Troubleshooting Slow and Failing Datahub Search with EKS Deployment

Original Slack Thread

Hi All,
ISSUE : Datahub Search is slow and some time fails
We have deployed Datahub in production using EKS with 3 nodes each having 2vcpu and 8 gb ram.
We have around 4k dataset currently and it will increase as we are planning to add few more sources.
We have Kept elasticsearch replica as 1.
Does anyone has any idea on how to resolve the issue.

<@U05CJD391ND> might be able to speak to this!

Hi <@U05JSEQTJH5> - I’m sorry to hear search is giving you trouble. I’d be curious to know how often you’re seeing the slowness/failures as it could be related to elasticsearch or it could be some other code path causing slowness.

  1. Is it only the search page you’re seeing slowness or are there other pages too?
  2. Is the entire page that appears to load slowly, or is it a specific network request in the browser’s <https://developer.chrome.com/docs/devtools/network/|network tab>? For example, does the searchAcrossEntities graphql query appear to be the culprit or others?
  3. Do you have any monitoring on your elasticsearch instance to help narrow down?
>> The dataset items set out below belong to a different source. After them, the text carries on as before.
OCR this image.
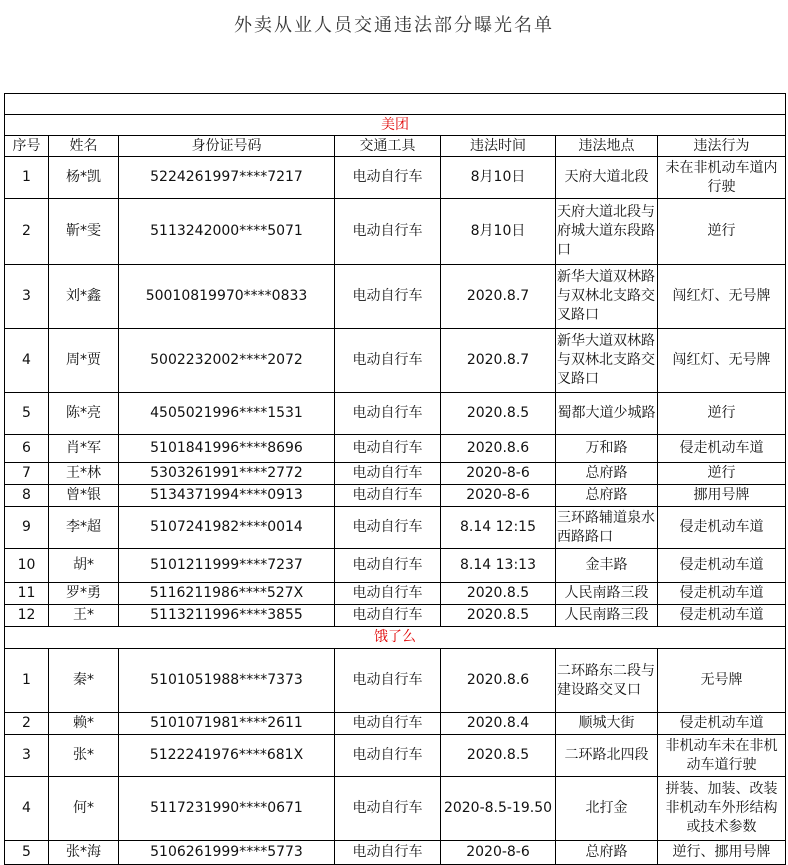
外卖从业人员交通违法部分曝光名单

美团						
序号	姓名	身份证号码	交通工具	违法时间	违法地点	违法行为
1	杨*凯	5224261997****7217	电动自行车	8月10日	天府大道北段	未在非机动车道内行驶
2	靳*雯	5113242000****5071	电动自行车	8月10日	天府大道北段与府城大道东段路口	逆行
3	刘*鑫	50010819970****0833	电动自行车	2020.8.7	新华大道双林路与双林北支路交叉路口	闯红灯、无号牌
4	周*贾	5002232002****2072	电动自行车	2020.8.7	新华大道双林路与双林北支路交叉路口	闯红灯、无号牌
5	陈*亮	4505021996****1531	电动自行车	2020.8.5	蜀都大道少城路	逆行
6	肖*军	5101841996****8696	电动自行车	2020.8.6	万和路	侵走机动车道
7	王*林	5303261991****2772	电动自行车	2020-8-6	总府路	逆行
8	曾*银	5134371994****0913	电动自行车	2020-8-6	总府路	挪用号牌
9	李*超	5107241982****0014	电动自行车	8.14 12:15	三环路辅道泉水西路路口	侵走机动车道
10	胡*	5101211999****7237	电动自行车	8.14 13:13	金丰路	侵走机动车道
11	罗*勇	5116211986****527X	电动自行车	2020.8.5	人民南路三段	侵走机动车道
12	王*	5113211996****3855	电动自行车	2020.8.5	人民南路三段	侵走机动车道
饿了么						
1	秦*	5101051988****7373	电动自行车	2020.8.6	二环路东二段与建设路交叉口	无号牌
2	赖*	5101071981****2611	电动自行车	2020.8.4	顺城大街	侵走机动车道
3	张*	5122241976****681X	电动自行车	2020.8.5	二环路北四段	非机动车未在非机动车道行驶
4	何*	5117231990****0671	电动自行车	2020-8.5-19.50	北打金	拼装、加装、改装非机动车外形结构或技术参数
5	张*海	5106261999****5773	电动自行车	2020-8-6	总府路	逆行、挪用号牌
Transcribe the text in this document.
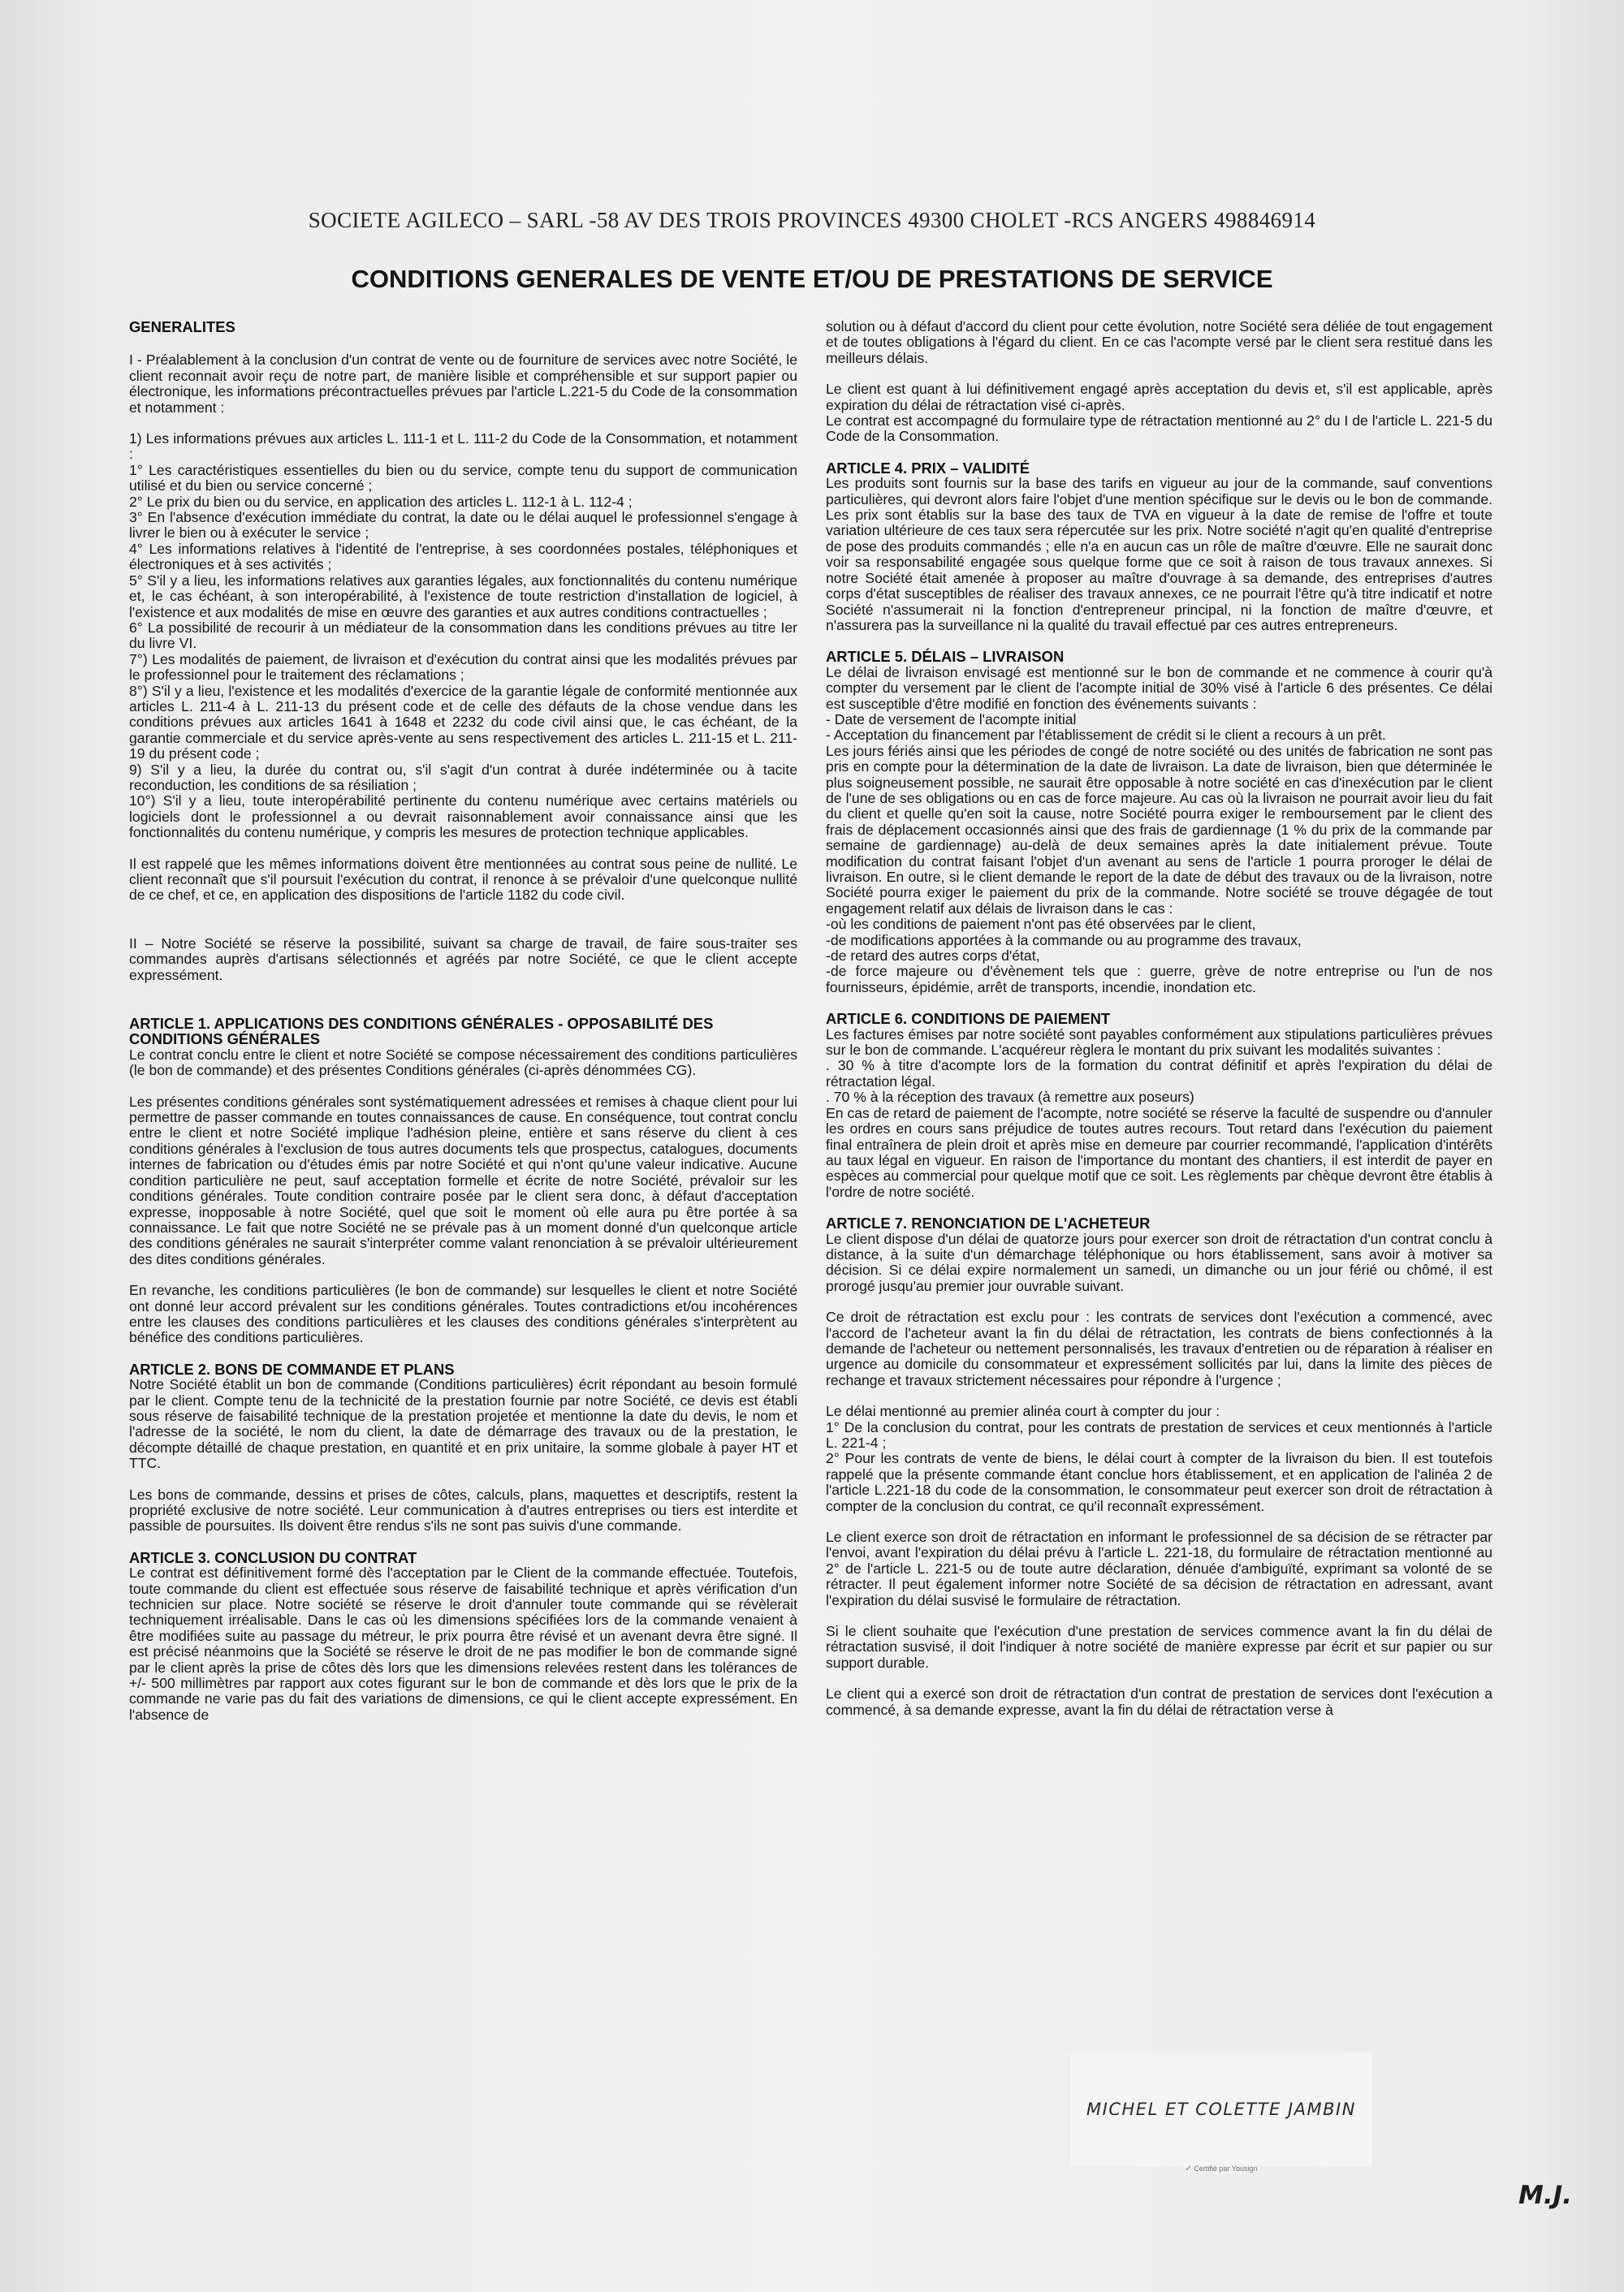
SOCIETE AGILECO – SARL -58 AV DES TROIS PROVINCES 49300 CHOLET -RCS ANGERS 498846914
CONDITIONS GENERALES DE VENTE ET/OU DE PRESTATIONS DE SERVICE
GENERALITES

I - Préalablement à la conclusion d'un contrat de vente ou de fourniture de services avec notre Société, le client reconnait avoir reçu de notre part, de manière lisible et compréhensible et sur support papier ou électronique, les informations précontractuelles prévues par l'article L.221-5 du Code de la consommation et notamment :

1) Les informations prévues aux articles L. 111-1 et L. 111-2 du Code de la Consommation, et notamment :
1° Les caractéristiques essentielles du bien ou du service, compte tenu du support de communication utilisé et du bien ou service concerné ;
2° Le prix du bien ou du service, en application des articles L. 112-1 à L. 112-4 ;
3° En l'absence d'exécution immédiate du contrat, la date ou le délai auquel le professionnel s'engage à livrer le bien ou à exécuter le service ;
4° Les informations relatives à l'identité de l'entreprise, à ses coordonnées postales, téléphoniques et électroniques et à ses activités ;
5° S'il y a lieu, les informations relatives aux garanties légales, aux fonctionnalités du contenu numérique et, le cas échéant, à son interopérabilité, à l'existence de toute restriction d'installation de logiciel, à l'existence et aux modalités de mise en œuvre des garanties et aux autres conditions contractuelles ;
6° La possibilité de recourir à un médiateur de la consommation dans les conditions prévues au titre Ier du livre VI.
7°) Les modalités de paiement, de livraison et d'exécution du contrat ainsi que les modalités prévues par le professionnel pour le traitement des réclamations ;
8°) S'il y a lieu, l'existence et les modalités d'exercice de la garantie légale de conformité mentionnée aux articles L. 211-4 à L. 211-13 du présent code et de celle des défauts de la chose vendue dans les conditions prévues aux articles 1641 à 1648 et 2232 du code civil ainsi que, le cas échéant, de la garantie commerciale et du service après-vente au sens respectivement des articles L. 211-15 et L. 211-19 du présent code ;
9) S'il y a lieu, la durée du contrat ou, s'il s'agit d'un contrat à durée indéterminée ou à tacite reconduction, les conditions de sa résiliation ;
10°) S'il y a lieu, toute interopérabilité pertinente du contenu numérique avec certains matériels ou logiciels dont le professionnel a ou devrait raisonnablement avoir connaissance ainsi que les fonctionnalités du contenu numérique, y compris les mesures de protection technique applicables.

Il est rappelé que les mêmes informations doivent être mentionnées au contrat sous peine de nullité. Le client reconnaît que s'il poursuit l'exécution du contrat, il renonce à se prévaloir d'une quelconque nullité de ce chef, et ce, en application des dispositions de l'article 1182 du code civil.

II – Notre Société se réserve la possibilité, suivant sa charge de travail, de faire sous-traiter ses commandes auprès d'artisans sélectionnés et agréés par notre Société, ce que le client accepte expressément.

ARTICLE 1. APPLICATIONS DES CONDITIONS GÉNÉRALES - OPPOSABILITÉ DES CONDITIONS GÉNÉRALES

Le contrat conclu entre le client et notre Société se compose nécessairement des conditions particulières (le bon de commande) et des présentes Conditions générales (ci-après dénommées CG).

Les présentes conditions générales sont systématiquement adressées et remises à chaque client pour lui permettre de passer commande en toutes connaissances de cause. En conséquence, tout contrat conclu entre le client et notre Société implique l'adhésion pleine, entière et sans réserve du client à ces conditions générales à l'exclusion de tous autres documents tels que prospectus, catalogues, documents internes de fabrication ou d'études émis par notre Société et qui n'ont qu'une valeur indicative. Aucune condition particulière ne peut, sauf acceptation formelle et écrite de notre Société, prévaloir sur les conditions générales. Toute condition contraire posée par le client sera donc, à défaut d'acceptation expresse, inopposable à notre Société, quel que soit le moment où elle aura pu être portée à sa connaissance. Le fait que notre Société ne se prévale pas à un moment donné d'un quelconque article des conditions générales ne saurait s'interpréter comme valant renonciation à se prévaloir ultérieurement des dites conditions générales.

En revanche, les conditions particulières (le bon de commande) sur lesquelles le client et notre Société ont donné leur accord prévalent sur les conditions générales. Toutes contradictions et/ou incohérences entre les clauses des conditions particulières et les clauses des conditions générales s'interprètent au bénéfice des conditions particulières.

ARTICLE 2. BONS DE COMMANDE ET PLANS

Notre Société établit un bon de commande (Conditions particulières) écrit répondant au besoin formulé par le client. Compte tenu de la technicité de la prestation fournie par notre Société, ce devis est établi sous réserve de faisabilité technique de la prestation projetée et mentionne la date du devis, le nom et l'adresse de la société, le nom du client, la date de démarrage des travaux ou de la prestation, le décompte détaillé de chaque prestation, en quantité et en prix unitaire, la somme globale à payer HT et TTC.

Les bons de commande, dessins et prises de côtes, calculs, plans, maquettes et descriptifs, restent la propriété exclusive de notre société. Leur communication à d'autres entreprises ou tiers est interdite et passible de poursuites. Ils doivent être rendus s'ils ne sont pas suivis d'une commande.

ARTICLE 3. CONCLUSION DU CONTRAT

Le contrat est définitivement formé dès l'acceptation par le Client de la commande effectuée. Toutefois, toute commande du client est effectuée sous réserve de faisabilité technique et après vérification d'un technicien sur place. Notre société se réserve le droit d'annuler toute commande qui se révèlerait techniquement irréalisable. Dans le cas où les dimensions spécifiées lors de la commande venaient à être modifiées suite au passage du métreur, le prix pourra être révisé et un avenant devra être signé. Il est précisé néanmoins que la Société se réserve le droit de ne pas modifier le bon de commande signé par le client après la prise de côtes dès lors que les dimensions relevées restent dans les tolérances de +/- 500 millimètres par rapport aux cotes figurant sur le bon de commande et dès lors que le prix de la commande ne varie pas du fait des variations de dimensions, ce qui le client accepte expressément. En l'absence de

solution ou à défaut d'accord du client pour cette évolution, notre Société sera déliée de tout engagement et de toutes obligations à l'égard du client. En ce cas l'acompte versé par le client sera restitué dans les meilleurs délais.

Le client est quant à lui définitivement engagé après acceptation du devis et, s'il est applicable, après expiration du délai de rétractation visé ci-après.

Le contrat est accompagné du formulaire type de rétractation mentionné au 2° du I de l'article L. 221-5 du Code de la Consommation.

ARTICLE 4. PRIX – VALIDITÉ

Les produits sont fournis sur la base des tarifs en vigueur au jour de la commande, sauf conventions particulières, qui devront alors faire l'objet d'une mention spécifique sur le devis ou le bon de commande. Les prix sont établis sur la base des taux de TVA en vigueur à la date de remise de l'offre et toute variation ultérieure de ces taux sera répercutée sur les prix. Notre société n'agit qu'en qualité d'entreprise de pose des produits commandés ; elle n'a en aucun cas un rôle de maître d'œuvre. Elle ne saurait donc voir sa responsabilité engagée sous quelque forme que ce soit à raison de tous travaux annexes. Si notre Société était amenée à proposer au maître d'ouvrage à sa demande, des entreprises d'autres corps d'état susceptibles de réaliser des travaux annexes, ce ne pourrait l'être qu'à titre indicatif et notre Société n'assumerait ni la fonction d'entrepreneur principal, ni la fonction de maître d'œuvre, et n'assurera pas la surveillance ni la qualité du travail effectué par ces autres entrepreneurs.

ARTICLE 5. DÉLAIS – LIVRAISON

Le délai de livraison envisagé est mentionné sur le bon de commande et ne commence à courir qu'à compter du versement par le client de l'acompte initial de 30% visé à l'article 6 des présentes. Ce délai est susceptible d'être modifié en fonction des événements suivants :
- Date de versement de l'acompte initial
- Acceptation du financement par l'établissement de crédit si le client a recours à un prêt.
Les jours fériés ainsi que les périodes de congé de notre société ou des unités de fabrication ne sont pas pris en compte pour la détermination de la date de livraison. La date de livraison, bien que déterminée le plus soigneusement possible, ne saurait être opposable à notre société en cas d'inexécution par le client de l'une de ses obligations ou en cas de force majeure. Au cas où la livraison ne pourrait avoir lieu du fait du client et quelle qu'en soit la cause, notre Société pourra exiger le remboursement par le client des frais de déplacement occasionnés ainsi que des frais de gardiennage (1 % du prix de la commande par semaine de gardiennage) au-delà de deux semaines après la date initialement prévue. Toute modification du contrat faisant l'objet d'un avenant au sens de l'article 1 pourra proroger le délai de livraison. En outre, si le client demande le report de la date de début des travaux ou de la livraison, notre Société pourra exiger le paiement du prix de la commande. Notre société se trouve dégagée de tout engagement relatif aux délais de livraison dans le cas :
-où les conditions de paiement n'ont pas été observées par le client,
-de modifications apportées à la commande ou au programme des travaux,
-de retard des autres corps d'état,
-de force majeure ou d'évènement tels que : guerre, grève de notre entreprise ou l'un de nos fournisseurs, épidémie, arrêt de transports, incendie, inondation etc.

ARTICLE 6. CONDITIONS DE PAIEMENT

Les factures émises par notre société sont payables conformément aux stipulations particulières prévues sur le bon de commande. L'acquéreur règlera le montant du prix suivant les modalités suivantes :
. 30 % à titre d'acompte lors de la formation du contrat définitif et après l'expiration du délai de rétractation légal.
. 70 % à la réception des travaux (à remettre aux poseurs)
En cas de retard de paiement de l'acompte, notre société se réserve la faculté de suspendre ou d'annuler les ordres en cours sans préjudice de toutes autres recours. Tout retard dans l'exécution du paiement final entraînera de plein droit et après mise en demeure par courrier recommandé, l'application d'intérêts au taux légal en vigueur. En raison de l'importance du montant des chantiers, il est interdit de payer en espèces au commercial pour quelque motif que ce soit. Les règlements par chèque devront être établis à l'ordre de notre société.

ARTICLE 7. RENONCIATION DE L'ACHETEUR

Le client dispose d'un délai de quatorze jours pour exercer son droit de rétractation d'un contrat conclu à distance, à la suite d'un démarchage téléphonique ou hors établissement, sans avoir à motiver sa décision. Si ce délai expire normalement un samedi, un dimanche ou un jour férié ou chômé, il est prorogé jusqu'au premier jour ouvrable suivant.

Ce droit de rétractation est exclu pour : les contrats de services dont l'exécution a commencé, avec l'accord de l'acheteur avant la fin du délai de rétractation, les contrats de biens confectionnés à la demande de l'acheteur ou nettement personnalisés, les travaux d'entretien ou de réparation à réaliser en urgence au domicile du consommateur et expressément sollicités par lui, dans la limite des pièces de rechange et travaux strictement nécessaires pour répondre à l'urgence ;

Le délai mentionné au premier alinéa court à compter du jour :
1° De la conclusion du contrat, pour les contrats de prestation de services et ceux mentionnés à l'article L. 221-4 ;
2° Pour les contrats de vente de biens, le délai court à compter de la livraison du bien. Il est toutefois rappelé que la présente commande étant conclue hors établissement, et en application de l'alinéa 2 de l'article L.221-18 du code de la consommation, le consommateur peut exercer son droit de rétractation à compter de la conclusion du contrat, ce qu'il reconnaît expressément.

Le client exerce son droit de rétractation en informant le professionnel de sa décision de se rétracter par l'envoi, avant l'expiration du délai prévu à l'article L. 221-18, du formulaire de rétractation mentionné au 2° de l'article L. 221-5 ou de toute autre déclaration, dénuée d'ambiguïté, exprimant sa volonté de se rétracter. Il peut également informer notre Société de sa décision de rétractation en adressant, avant l'expiration du délai susvisé le formulaire de rétractation.

Si le client souhaite que l'exécution d'une prestation de services commence avant la fin du délai de rétractation susvisé, il doit l'indiquer à notre société de manière expresse par écrit et sur papier ou sur support durable.

Le client qui a exercé son droit de rétractation d'un contrat de prestation de services dont l'exécution a commencé, à sa demande expresse, avant la fin du délai de rétractation verse à

MICHEL ET COLETTE JAMBIN
✓ Certifié par Yousign
M.J.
Tagging in <@UV5UEC3LN> to see if you have any other troubleshooting tips.

Your GMS is probably overprovisioned for the size of your data and I would not expect it to be the bottleneck here, definitely look into your ES metrics to see how much your pushing the resources there. What is the instance size of your single node on ES?

What level of user traffic are you seeing and are you simultaneously running ingestions or other API calls from external services?

<@U05CJD391ND>.

  1. The slowness is mostly in search bar(getAutoCompleteMultipleResults operation), we have some delay in Lineage tab of dataset as well, but it’s not at concerning level. for searches sometimes it takes around 9-10 seconds.
  2. currently we are facing issue only in getAutoCompleteMultipleResults operation.
  3. Currently we don’t have any monitoring for elasticseach…will look into this.

<@UV5UEC3LN>,

  1. For ES we have dedicated node of 2vcpu and 8gb ram.
  2. As for the user traffic there are only 4-5 users as of now, but I am seeing issue even if there is a single person.
  3. Currently we are running ingestion from only one source (Snowflake).

Hmm yeah that’s surprising. And the slowness isn’t spiky it’s just constant?

What’s the rough count of datasets?

The ES node is a little small, but with a low level of ingestion, low volume of data, and low volume of user traffic I’d expect it to be fine. Did you also take a look at the ES dashboards to see if it’s spiking on resources?

<@UV5UEC3LN>,
Yeah the slowness is constant for any new word ( In a session, that is, if I search the same term again after some time it again takes time) haven’t enabled any caching explicitly.
We have around 4k dataset Ingested.
We haven’t setup any Separate ES monitoring, but looking into the AWS Cloud Metrics for the node I can see that max cpu utilisation for that is around 13% and that too at the time of our ingestion runs.
When typing a word in search bar I can see that some of the request get’s failed ( is it normal).
I have also attached screenshot for the time taken for a successful return.

Hi <@UV5UEC3LN>,
Could you help with this.

It kinda seems like your internet connection is a bit slow. The above network timing shows 7 seconds were spent downloading the response from the server. Unless the response is dozens of MB, which would not be in line with your data size, that seems extraordinarily slow to me.

<@UV5UEC3LN> I will look into data size(as everyone else facing same issue), but isn’t 12 sec for api response (search autocomplete) is slow?
Will get back to you with more details.

If your network is slow in general then it could just be the hops across that are being slow rather than the actual server processing time. Check logs for timings on when the server is actually receiving requests.